Este esquema de la actuación independentista se advierte en el discurso de investidura rupturista de Torra. En la autoproclamación como President vicario de Puigdemont que éste ha hecho de sí mismo o en el Govern legitimista que quiere nombrar. Modo de actuar que es una falsificación. Algo parecido puede decirse de la actuación del Gobierno de España. Que el 52% de la población de Cataluña desee seguir siendo española, no enmascara ni desnaturaliza el deseo de independencia existente. Al contrario, estos porcentajes indican que los catalanes desean mayores cotas de autogobierno. Y aunque los dos gobiernos conocen la incapacidad de su simulacro para sustituir la realidad, unos conjeturan como avanzar ante los errores del Estado: «el Estado español nunca falla», dicen; otros piensan que ya escampará.

El escenario resultante es que Madrid no puede con todo y Barcelona no tiene fuerza para romper la baraja, Enric Juliana dixit, lo que nos coloca en un escenario de debilidad mutua asegurada.

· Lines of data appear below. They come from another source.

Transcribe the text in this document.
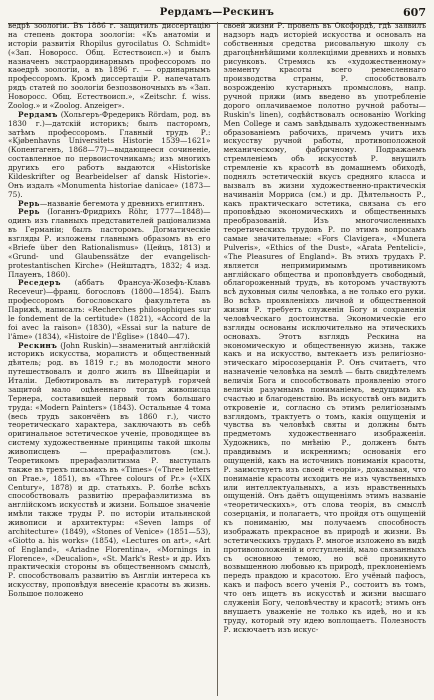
Рердамъ—Рескинъ	607

ведрѣ зоологіи. Въ 1886 г. защитилъ диссертацію на степень доктора зоологіи: «Къ анатоміи и исторіи развитія Rhopilus gyrocilatus O. Schmidt» («Зап. Новоросс. Общ. Естествоисп.») и былъ назначенъ экстраординарнымъ профессоромъ по каѳедрѣ зоологіи, а въ 1896 г. — ординарнымъ профессоромъ. Кромѣ диссертаціи Р. напечаталъ рядъ статей по зоологіи безпозвоночныхъ въ «Зап. Новоросс. Общ. Естествоисп.», «Zeitschr. f. wiss. Zoolog.» и «Zoolog. Anzeiger».

Рердамъ (Хольгеръ-Фредерикъ Rördam, род. въ 1830 г.)—датскій историкъ; былъ пасторомъ, затѣмъ профессоромъ. Главный трудъ Р.: «Kjøbenhavns Universitets Historie 1539—1621» (Копенгагенъ, 1868—77)—выдающееся сочиненіе, составленное по первоисточникамъ; изъ многихъ другихъ его работъ выдаются «Historiske Kildeskrifter og Bearbeidelser af dansk Historie». Онъ издалъ «Monumenta historiae danicae» (1873—75).

Рерь—названіе бегемота у древнихъ египтянъ.

Рерь (Іоганнъ-Фридрихъ Röhr, 1777—1848)—одинъ изъ главныхъ представителей раціонализма въ Германіи; былъ пасторомъ. Догматическіе взгляды Р. изложены главнымъ образомъ въ его «Briefe über den Rationalismus» (Цейцъ, 1813) и «Grund- und Glaubenssätze der evangelisch-protestantischen Kirche» (Нейштадтъ, 1832; 4 изд. Плауенъ, 1860).

Реседеръ (аббатъ Франсуа-Жозефъ-Клавъ Receveur)—франц. богословъ (1800—1854). Былъ профессоромъ богословскаго факультета въ Парижѣ, написалъ: «Recherches philosophiques sur le fondement de la certitude» (1821), «Accord de la foi avec la raison» (1830), «Essai sur la nature de l'âme» (1834), «Histoire de l'Église» (1840—47).

Рескинъ (John Ruskin)—знаменитый англійскій историкъ искусства, моралистъ и общественный дѣятель; род. въ 1819 г.; въ молодости много путешествовалъ и долго жилъ въ Швейцаріи и Италіи. Дебютировалъ въ литературѣ горячей защитой мало оцѣненнаго тогда живописца Тернера, составившей первый томъ большаго труда: «Modern Painters» (1843). Остальные 4 тома (весь трудъ закончёнъ въ 1860 г.), чисто теоретическаго характера, заключаютъ въ себѣ оригинальное эстетическое ученіе, проводящее въ систему художественные принципы такой школы живописцевъ — прерафаэлитовъ (см.). Теоретикомъ прерафаэлитизма Р. выступалъ также въ трехъ письмахъ въ «Times» («Three letters on Prae.», 1851), въ «Three colours of Pr.» («XIX Century», 1878) и др. статьяхъ. Р. болѣе всѣхъ способствовалъ развитію прерафаэлитизма въ англійскомъ искусствѣ и жизни. Большое значеніе имѣли также труды Р. по исторіи итальянской живописи и архитектуры: «Seven lamps of architecture» (1849), «Stones of Venice» (1851—53), «Giotto a. his works» (1854), «Lectures on art», «Art of England», «Ariadne Florentina», «Mornings in Florence», «Deucalion», «St. Mark's Rest» и др. Ихъ практическія стороны въ общественномъ смыслѣ, Р. способствовалъ развитію въ Англіи интереса къ искусству, проповѣдуя внесеніе красоты въ жизнь. Большое положено

своей жизни Р. провелъ въ Оксфордѣ, гдѣ заявилъ надзоръ надъ исторіей искусства и основалъ на собственныя средства рисовальную школу съ драгоцѣннѣйшими коллекціями древнихъ и новыхъ рисунковъ. Стремясь къ «художественному» элементу красоты всего ремесленнаго производства страны, Р. способствовалъ возрожденію кустарныхъ промысловъ, напр. ручной пряжи (имъ введено въ употребленіе дорого оплачиваемое полотно ручной работы—Ruskin's linen), содѣйствовалъ основанію Working Men College и самъ завѣдывалъ художественнымъ образованіемъ рабочихъ, причемъ учитъ ихъ искусству ручной работы, противоположной механическому, фабричному. Подражаемъ стремленіемъ объ искусствѣ Р. внушилъ стремленіе къ красотѣ въ домашнемъ обиходѣ, поднялъ эстетическій вкусъ средняго класса и вызвалъ въ жизни художественно-практическія начинанія Морриса (см.) и др. Дѣятельность Р., какъ практическаго эстетика, связана съ его проповѣдью экономическихъ и общественныхъ преобразованій. Изъ многочисленныхъ теоретическихъ трудовъ Р. по этимъ вопросамъ самые значительные: «Fors Clavigera», «Munera Pulveris», «Ethics of the Dust», «Arata Pentelici», «The Pleasures of England». Въ этихъ трудахъ Р. является непримиримымъ противникомъ англійскаго общества и проповѣдуетъ свободный, облагороженный трудъ, въ которомъ участвуютъ всѣ духовныя силы человѣка, а не только его руки. Во всѣхъ проявленіяхъ личной и общественной жизни Р. требуетъ служенія Богу и сохраненія человѣческаго достоинства. Экономическіе его взгляды основаны исключительно на этическихъ основахъ. Этотъ взглядъ Рескина на экономическую и общественную жизнь, также какъ и на искусство, вытекаетъ изъ религіозно-этическаго міросозерцанія Р. Онъ считаетъ, что назначеніе человѣка на землѣ — быть свидѣтелемъ величія Бога и способствовать проявленію этого величія разумнымъ пониманіемъ, ведущимъ къ счастью и благоденствію. Въ искусствѣ онъ видитъ откровеніе и, согласно съ этимъ религіознымъ взглядомъ, трактуетъ о томъ, какія ощущенія и чувства въ человѣкѣ святы и должны быть предметомъ художественнаго изображенія. Художникъ, по мнѣнію Р., долженъ быть правдивымъ и искреннимъ; основанія его ощущеній, какъ на источникъ пониманія красоты, Р. заимствуетъ изъ своей «теоріи», доказывая, что пониманіе красоты исходитъ не изъ чувственныхъ или интеллектуальныхъ, а изъ нравственныхъ ощущеній. Онъ даётъ ощущеніямъ этимъ названіе «теоретическихъ», отъ слова теорія, въ смыслѣ созерцанія, и полагаетъ, что пройдя отъ ощущеній къ пониманію, мы получаемъ способность изображать прекрасное въ природѣ и жизни. Въ эстетическихъ трудахъ Р. многое изложено въ видѣ противоположеній и отступленій, мало связанныхъ съ основною темою, но всё проникнуто возвышенною любовью къ природѣ, преклоненіемъ передъ правдою и красотою. Его учёный пафосъ, какъ и пафосъ всего ученія Р., состоитъ въ томъ, что онъ ищетъ въ искусствѣ и жизни высшаго служенія Богу, человѣчеству и красотѣ; этимъ онъ внушаетъ уваженіе не только къ идеѣ, но и къ труду, который эту идею воплощаетъ. Полезность Р. искючаетъ изъ искус-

Es necesario, por tanto, desplazar los sentimientos e hibridar los diferentes deseos, pues el conflicto ni se va a resolver solo, ni se soluciona desde el unilateralismo de unos y el inmovilismo de otros. La putrefacción del contencioso catalán conlleva el riesgo que convertir también en un simulacro la democracia española. La solución judicial operada hasta ahora no puede ser vista como signo de fortaleza del Estado, capaz de resistir cualquier embate, sino como un atributo de la rigidez del Gobierno. El problema de las respuestas rígidas es el mismo que el de la estructuras de esta naturaleza, que los signos de colapso pasan desapercibidos y cuando éste se produce lo hace de manera súbita y catastrófica con un derrumbe. Y la rigidez también está presente en el sectarismo.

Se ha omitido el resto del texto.